God is not absent from the bed that the two lovers share. The
connection, the care, the vulnerability, the trust, the pleasure…all are
wrapped up in God’s good gift of sexuality and the connections that are forged
there are the ones that sustain humanity.
We are not spirits floating around without bodies. We are not
bodies devoid of spirit. Instead, we are holy messes of skin, bone, flesh, and
the divine. We are infused with the very breath of God. Our faith is meant to
be embodied because our bodies matter to God.
All let me be very clear: all of our bodies matter to
God. The person who is transgender whose body is threatened daily by those who
are fearful? That person’s body matters to God.
The woman who walks out of the abortion clinic with her head
down because she cannot bear to see the angry faces screaming at her? Her body
matters to God.
The fast-food worker who punches the time clock and walks off
the job to stand in solidarity with her co-workers to demand fair compensation?
Her body matters to God.
And I can’t help but think of the bodies of Walter Scott and
Eric Harris. Scott, who was shot in the back while running from Officer Michael
Slager. And Harris, who spent his last few moments in his earthly body, pinned
to the ground fighting to breathe and hearing the officers above him callously
and cruelly hurling expletives his way, telling him they didn’t care if he
could breathe or not.
But God cared. God was there watching all of those bodies struggle with each other and God cared that Harris couldn’t breathe. Just as God cared that Eric Garner couldn’t breathe. Just like God sat vigil with the body of Michael Brown as it lay in the street for hours in the hot August sun.
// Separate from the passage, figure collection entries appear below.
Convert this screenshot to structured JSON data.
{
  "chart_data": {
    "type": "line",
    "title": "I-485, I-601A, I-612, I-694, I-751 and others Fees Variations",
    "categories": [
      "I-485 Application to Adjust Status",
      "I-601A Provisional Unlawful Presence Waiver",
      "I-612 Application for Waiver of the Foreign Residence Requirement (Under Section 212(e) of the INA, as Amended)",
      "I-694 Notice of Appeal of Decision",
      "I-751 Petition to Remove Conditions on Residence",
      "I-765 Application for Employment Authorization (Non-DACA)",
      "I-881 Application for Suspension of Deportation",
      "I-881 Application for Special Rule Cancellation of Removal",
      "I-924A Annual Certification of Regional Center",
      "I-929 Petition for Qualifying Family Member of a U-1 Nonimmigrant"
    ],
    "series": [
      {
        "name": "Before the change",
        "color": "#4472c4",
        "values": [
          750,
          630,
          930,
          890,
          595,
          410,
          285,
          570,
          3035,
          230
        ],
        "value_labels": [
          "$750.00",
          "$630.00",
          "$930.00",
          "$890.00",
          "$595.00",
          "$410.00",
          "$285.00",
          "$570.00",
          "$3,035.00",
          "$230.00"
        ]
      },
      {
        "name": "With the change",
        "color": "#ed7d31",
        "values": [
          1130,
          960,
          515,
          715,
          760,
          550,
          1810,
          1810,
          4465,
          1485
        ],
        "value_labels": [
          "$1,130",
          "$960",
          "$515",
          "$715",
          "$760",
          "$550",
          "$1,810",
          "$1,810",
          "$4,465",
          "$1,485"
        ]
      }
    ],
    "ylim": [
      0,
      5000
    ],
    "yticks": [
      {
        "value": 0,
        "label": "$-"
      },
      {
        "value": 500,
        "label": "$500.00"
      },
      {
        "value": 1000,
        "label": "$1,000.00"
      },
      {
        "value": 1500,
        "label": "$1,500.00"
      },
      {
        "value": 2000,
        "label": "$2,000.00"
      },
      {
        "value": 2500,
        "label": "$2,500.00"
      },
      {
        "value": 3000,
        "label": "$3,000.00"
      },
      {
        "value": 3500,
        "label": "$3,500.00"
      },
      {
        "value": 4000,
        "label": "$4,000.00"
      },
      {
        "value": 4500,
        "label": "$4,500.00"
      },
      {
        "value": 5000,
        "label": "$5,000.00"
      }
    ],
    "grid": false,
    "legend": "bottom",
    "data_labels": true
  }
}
Our bodies are known fully and loved fully by the God who is
the very source of our being. We are – all of us – created in God’s image….and
our bodies, of every structure, size, age, and ability; bodies of every gender
and ethnicity….our bodies are holy.
We are called to live an embodied faith. One that cares for
bodies, cares about bodies.
A faith that calls us to steward our bodies as best we can. A
faith that calls us to remember that God is present in each and every body and
that we called to treat all of humanity with dignity and respect. We do all of
this in the name of the one who came and embodied faith to its fullest, so that
we might have life and have it abundantly. Amen.